Il fallait aimer le rugby
En 2008, Delphine Gleize (Carnages) s’essayait au documentaire avec Cavaliers seuls, une plongée dans le monde du saut d’obstacles coréalisée par Jean Rochefort. Onze ans plus tard, la cinéaste renoue avec l’exercice du documentaire sportif, mais change de discipline. Beau joueur emmène le spectateur dans le monde de l’ovalie, un sport avec lequel Delphine Gleize a grandi. « Chaque week-end, se souvient la réalisatrice, j’allais voir mon père jouer dans son club amateur du Nord de la France. C’était un rituel familial. Et j’aimais ce rugby sur ces terres pluvieuses vu du bord des terrains. C’était une promesse de fiction renouvelée chaque semaine ! ».
Il fallait suivre un club historique
Beau joueur ne s’intéresse pas à n’importe quelle équipe. L’Aviron Bayonnais, qui fête cette année ses 115 ans d’existence, constitue un des piliers de l’histoire du rugby français. Delphine Gleize explique : « C’est un peu Ava Gardner à Hollywood dans les années 50. Une star insoumise et magnétique précédée par sa réputation. » Un objet de légende d’autant plus passionnant que la cinéaste avait pu l’approcher en 2010 le temps d’une scène de La Permission de minuit tournée dans les tribunes du club. « Il y avait un public extraordinaire. C’était une drôle d’arène et j’avais vu ce jour-là l’évidence d’un décor de cinéma. » Six ans plus tard, elle est revenue y poser sa caméra pour huit mois de tournage.

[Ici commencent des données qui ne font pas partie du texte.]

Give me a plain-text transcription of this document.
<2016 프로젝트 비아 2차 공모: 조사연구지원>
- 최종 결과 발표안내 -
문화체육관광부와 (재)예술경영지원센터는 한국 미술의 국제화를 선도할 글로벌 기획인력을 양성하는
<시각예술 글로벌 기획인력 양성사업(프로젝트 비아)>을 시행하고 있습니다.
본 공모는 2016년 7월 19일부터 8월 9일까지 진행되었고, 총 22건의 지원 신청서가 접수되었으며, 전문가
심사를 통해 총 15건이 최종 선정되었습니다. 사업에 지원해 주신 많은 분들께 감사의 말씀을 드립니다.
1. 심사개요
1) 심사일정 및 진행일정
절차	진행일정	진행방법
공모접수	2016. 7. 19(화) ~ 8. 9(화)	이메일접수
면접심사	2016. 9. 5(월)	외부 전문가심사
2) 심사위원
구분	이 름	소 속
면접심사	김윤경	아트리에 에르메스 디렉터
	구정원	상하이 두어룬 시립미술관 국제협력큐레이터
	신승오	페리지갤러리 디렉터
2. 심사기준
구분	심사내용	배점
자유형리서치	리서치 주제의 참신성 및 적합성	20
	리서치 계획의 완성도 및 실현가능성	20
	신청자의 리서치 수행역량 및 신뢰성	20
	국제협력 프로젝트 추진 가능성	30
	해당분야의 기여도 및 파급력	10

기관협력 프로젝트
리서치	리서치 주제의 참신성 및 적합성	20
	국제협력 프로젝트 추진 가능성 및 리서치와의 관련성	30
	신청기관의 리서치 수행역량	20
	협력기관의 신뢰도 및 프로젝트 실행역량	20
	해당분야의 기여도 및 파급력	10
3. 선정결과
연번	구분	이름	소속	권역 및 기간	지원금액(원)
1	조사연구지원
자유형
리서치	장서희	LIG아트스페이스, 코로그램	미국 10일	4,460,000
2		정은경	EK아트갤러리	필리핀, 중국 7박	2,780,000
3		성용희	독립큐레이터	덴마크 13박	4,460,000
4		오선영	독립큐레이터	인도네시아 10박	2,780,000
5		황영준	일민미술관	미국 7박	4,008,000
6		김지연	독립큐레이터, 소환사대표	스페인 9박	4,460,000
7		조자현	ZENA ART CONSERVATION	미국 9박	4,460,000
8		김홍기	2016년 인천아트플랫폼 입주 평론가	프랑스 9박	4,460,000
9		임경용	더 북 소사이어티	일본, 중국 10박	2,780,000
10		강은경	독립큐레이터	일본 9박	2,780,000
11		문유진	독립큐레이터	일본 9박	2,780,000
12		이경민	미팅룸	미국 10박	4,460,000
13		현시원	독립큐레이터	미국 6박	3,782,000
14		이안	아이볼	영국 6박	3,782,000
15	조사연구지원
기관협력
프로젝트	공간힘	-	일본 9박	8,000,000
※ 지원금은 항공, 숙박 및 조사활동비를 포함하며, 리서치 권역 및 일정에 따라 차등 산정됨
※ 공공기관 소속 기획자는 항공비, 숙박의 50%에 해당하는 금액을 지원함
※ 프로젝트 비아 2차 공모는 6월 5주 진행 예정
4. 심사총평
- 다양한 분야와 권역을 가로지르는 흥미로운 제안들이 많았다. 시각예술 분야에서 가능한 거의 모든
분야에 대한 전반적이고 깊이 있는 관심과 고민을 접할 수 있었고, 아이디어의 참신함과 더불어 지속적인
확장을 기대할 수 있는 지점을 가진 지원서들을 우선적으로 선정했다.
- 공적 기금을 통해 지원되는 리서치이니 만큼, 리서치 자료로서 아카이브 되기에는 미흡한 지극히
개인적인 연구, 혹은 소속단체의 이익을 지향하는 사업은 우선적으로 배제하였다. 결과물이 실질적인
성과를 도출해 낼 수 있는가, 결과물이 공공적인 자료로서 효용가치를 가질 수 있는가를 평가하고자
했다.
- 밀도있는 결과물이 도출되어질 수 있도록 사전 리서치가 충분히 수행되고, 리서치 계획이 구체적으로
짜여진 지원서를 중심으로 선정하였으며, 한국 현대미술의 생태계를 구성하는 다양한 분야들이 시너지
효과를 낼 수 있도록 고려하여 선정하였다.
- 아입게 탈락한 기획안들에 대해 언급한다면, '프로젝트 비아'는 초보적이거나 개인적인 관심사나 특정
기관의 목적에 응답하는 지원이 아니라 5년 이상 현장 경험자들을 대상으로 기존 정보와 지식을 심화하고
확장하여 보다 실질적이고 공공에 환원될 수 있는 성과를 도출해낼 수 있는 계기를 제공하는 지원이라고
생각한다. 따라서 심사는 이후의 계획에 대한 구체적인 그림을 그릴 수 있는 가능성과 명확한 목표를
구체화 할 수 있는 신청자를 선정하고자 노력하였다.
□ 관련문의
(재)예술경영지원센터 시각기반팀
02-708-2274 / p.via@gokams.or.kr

Il fallait raconter la défaite plutôt que les victoires
Beau joueur va naître des recherches menées par la réalisatrice pour préparer son nouveau film : une fiction centrée sur une histoire d’amour entre une athlète et son entraîneur. Elle repère dans la presse un coach au ton pas comme les autres : Vincent Etcheto vient de conduire l’Aviron Bayonnais de la Pro D2 au Top 14. Elle le contacte. Il accepte de la recevoir, sur les conseils… de sa mère qui adore ses films ! Delphine Gleize assiste à un entraînement alors que le club est en pleine tourmente (l’Aviron Bayonnais vient de subir sept défaites consécutives). « Je vis alors un coup de foudre. Cette équipe me touche et j’ai instantanément envie de la filmer. » Elle met dans la foulée son projet de fiction entre parenthèses et se plonge à 100% dans ce documentaire. « J’ai imaginé Beau joueur comme le roman d’un dépit amoureux. » Le sujet est évident : comment vivre dans la défaite juste après avoir enchaîné les victoires ? Gleize va filmer la chronique d’un échec annoncé.
Il fallait être seule
Puisque ce film naît d’un coup de foudre, il était évident qu’il devait se tourner en « tête à têtes ». Sans équipe de cinéma autour d’elle. Pour raconter le quotidien de cette équipe et son rapport à celle-ci. « J’étais là pour me mouiller, assumer ma présence et celle de l’objet caméra. Pas pour voler des images. Or filmer seule, c’est affronter. Je n’ai pas cherché à me faire oublier mais à me faire accepter ».
Il fallait dépasser le simple documentaire sportif
La force de Beau joueur est de ne jamais se limiter à un simple documentaire sur le rugby. D’ailleurs, pendant les matchs, Delphine Gleize tourne le dos au terrain pour s’intéresser aux tribunes, soit à tout ce qu’une retransmission télé ne montre pas. « Mon film n’est pas une retransmission mais une transmission. Je ne cherche pas à montrer comment ces joueurs encaissent des essais, mais plutôt à voir comment ils continuent à se battre. » Pour cela, elle filme les corps et les visages au lieu des actions. Et en signant un film sur un groupe qui doit assurer sa cohérence en pleine tempête, elle transcende le cadre du milieu sportif. « Beau joueur est un film sur l’utopie et le désir de revivre un eldorado que ces joueurs ont caressé. C’est en cela que ces sportifs de haut niveau nous ressemblent. »
Beau Joueur sort en salles mercredi 26 juin et a bénéficié de l’avance sur recettes après réalisation du CNC.